Butterfly Pea Flower in Mead
This is an amazing thing to have in the ingredient cupboard. It brings colour to a mead in a special way.
Butterfly pea does not benefit from heat, it works well simply steeped in the mead post fermentation. It gives all it has to give after about six days and starts to give vegetative flavours rather than florals after this, I take it out at five to be safe.
Used in an already clear mead, it will not affect the clarity, simply give it that royal purple hue. The color it ends up will depend on the pH of your mead, more acid, more pink, less acid the more blue it turns.
The flavour is floral, it is more of a colouring than a flavour but it does bring some floral delight to the party. I like to use it with other herbs and florals and find it goes well with lavender and rosemary and a touch of lemon myrtle or lemon grass and some lemon rind. This is the what I use to create Faerie Tinkle.
This creates a light and floral mead with a hint of herbs and some nice fruitiness from the honey I use. It is well received and gets good reviews.
Butterfly Pea also goes well with a big and bold juniper based mead. The colour makes sense in this setting. The Deep is a Mead crafted with a range of herbs and florals along with a juniper base, a big hit of Butterfly Pea flower gives it a deep purple hue.
180 grams per 20 litres is what I use in Faerie Tinkle and it is in for four to five days.
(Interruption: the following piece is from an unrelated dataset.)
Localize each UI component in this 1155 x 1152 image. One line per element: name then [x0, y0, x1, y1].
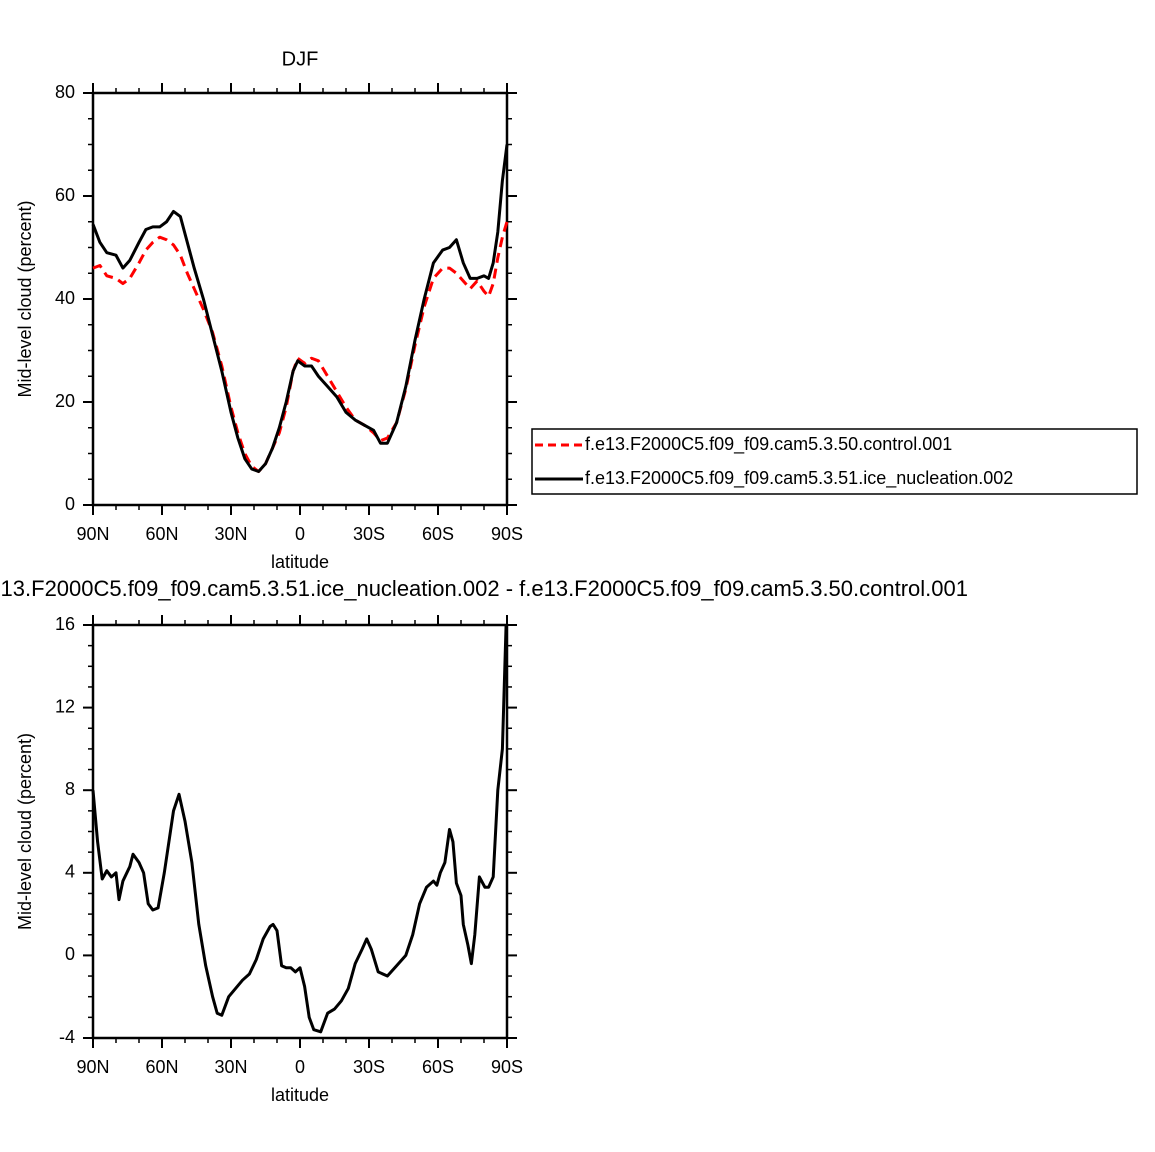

280 gms per 20 litres is what I use in the Deep and it is in for five days.
This is an ingredient that plays tricks with people's minds, The purple colour sets up mental expectations and when people taste the mead they find flavours of things like purple lollies. This works if the flavours are "purple" but if they aren't, it can be a real mind twister. If you make a traditional mead and turn it purple you will see exactly what I mean.